AudioRAG: A Challenging Benchmark for Audio Reasoning and Information Retrieval

AudioRAG: A Challenging Benchmark for Audio Reasoning and Information Retrieval
Notice: This research summary and analysis were automatically generated using AI technology. For absolute accuracy, please refer to the [Original Paper Viewer] below or the Original ArXiv Source.

Due to recent advancements in Large Audio-Language Models (LALMs) that demonstrate remarkable performance across a range of sound-, speech- and music-related tasks, there is a growing interest in proposing benchmarks to assess these models. Existing benchmarks generally focus only on reasoning with internal knowledge, neglecting real-world scenarios that require external information grounding. To bridge this gap, we introduce AudioRAG, a novel benchmark designed to evaluate audio-based reasoning augmented by information retrieval in realistic web environments. This benchmark comprises both LLM-generated and manually curated question-answer pairs. Our evaluations reveal that even the state-of-the-art LALMs struggle to answer these questions. We therefore propose an agentic pipeline that integrates audio reasoning with retrieval-augmented generation, providing a stronger baseline for future research.


💡 Research Summary

AudioRAG introduces a novel benchmark that explicitly tests the ability of large audio‑language models (LALMs) to perform multi‑hop reasoning over audio content while grounding their answers in up‑to‑date external knowledge. The authors first point out that existing audio reasoning benchmarks focus solely on internal, parametric knowledge, ignoring the fact that real‑world user queries often require information that is not stored in the model’s parameters, leading to hallucinations. To fill this gap, they construct a dataset of 500 question‑answer pairs drawn from two sources. The first source leverages publicly available audio datasets (MMAU, CinePile, FMA, iNaturalist, etc.). For each audio clip they extract a salient attribute from the metadata (e.g., music genre, animal species, speech transcript) and prompt GPT‑4o to generate multi‑hop questions that implicitly require the model to infer the attribute from the audio and then retrieve additional facts from the web. The second source consists of audio tracks manually harvested from online videos; human annotators listen to these clips and write contemporary, time‑sensitive questions that are unlikely to be covered by the training data of current LALMs. Each question may be presented as text or as an audio prompt, while the answer is always provided in text form.
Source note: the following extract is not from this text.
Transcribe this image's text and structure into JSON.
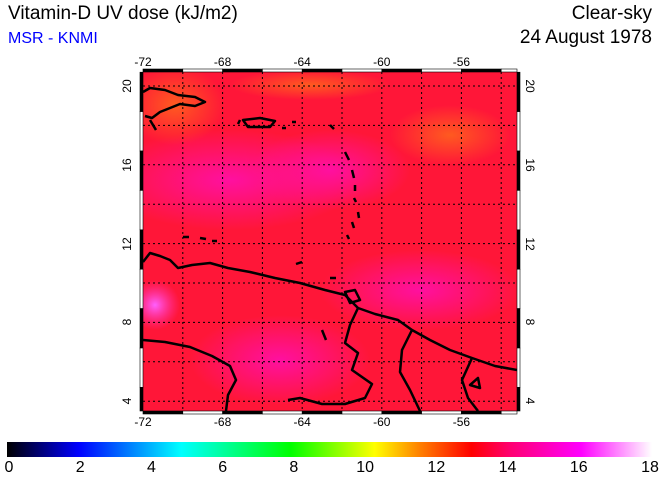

To ensure high quality, the authors apply a two‑stage filtering pipeline. First, a “question validity” filter, involving both LLM checks and human annotators, removes items that lack a unique correct answer. Second, an “answer correctness” filter uses an LLM equipped with a live search tool to re‑answer each question based on the provided ground‑truth audio attributes; any discrepancy triggers human review and possible discarding or revision of the item.

The benchmark is then used to evaluate six recent LALMs, including open‑source models (Qwen2.5‑Omni, Audio Flamingo 3, Audio‑Reasoner, Baichuan‑Omni, Qwen3‑Omni) and the closed‑source Gemini‑2.5‑Flash. Raw performance is modest: accuracies range from 20 % (Audio‑Reasoner) to 45 % (Gemini‑Flash), with the open‑source Qwen family consistently outperforming the other open models. These results confirm that current LALMs excel at perceptual audio tasks but struggle with complex reasoning chains and external knowledge retrieval.

To address these shortcomings, the authors propose an “agentic pipeline” that couples a text‑centric reasoning LLM with two specialized tools: (1) an audio‑processing module (Tₐ) that extracts required audio attributes when the LLM issues a query wrapped in tags, and (2) a deep‑web explorer (Tₑₓₚ) that performs live web searches via the Google Search API. The pipeline follows a Think‑Call‑Answer loop: the reasoning LLM iteratively thinks about the current state, decides which tool to invoke, receives the tool’s output, and updates its reasoning trace. The final answer is generated after the LLM has integrated both audio‑derived evidence and retrieved textual facts.

In experiments, Qwen3‑8B serves as the reasoning LLM, while Qwen2.5‑Omni or Qwen3‑Omni act as the audio processing back‑ends. Both the reasoning LLM and the audio tool are served via vLLM on four A100 GPUs. The agentic pipeline yields substantial gains: Qwen2.5‑Omni’s accuracy improves from 32.2 % to 39.5 % (a 22.7 % relative increase) and Qwen3‑Omni’s from 37.0 % to 46.2 % (a 24.9 % relative increase). Error analysis categorises failures into reasoning errors, audio‑processing errors, knowledge errors, and invalid answers; the pipeline notably reduces knowledge‑related and reasoning errors.

The paper concludes that integrating retrieval‑augmented generation with audio‑specific processing is essential for next‑generation multimodal assistants. AudioRAG provides a publicly released, reproducible benchmark and a strong baseline, encouraging future work on larger datasets, richer toolsets, and tighter human‑agent collaboration to further close the gap between perceptual audio understanding and real‑world, knowledge‑grounded reasoning.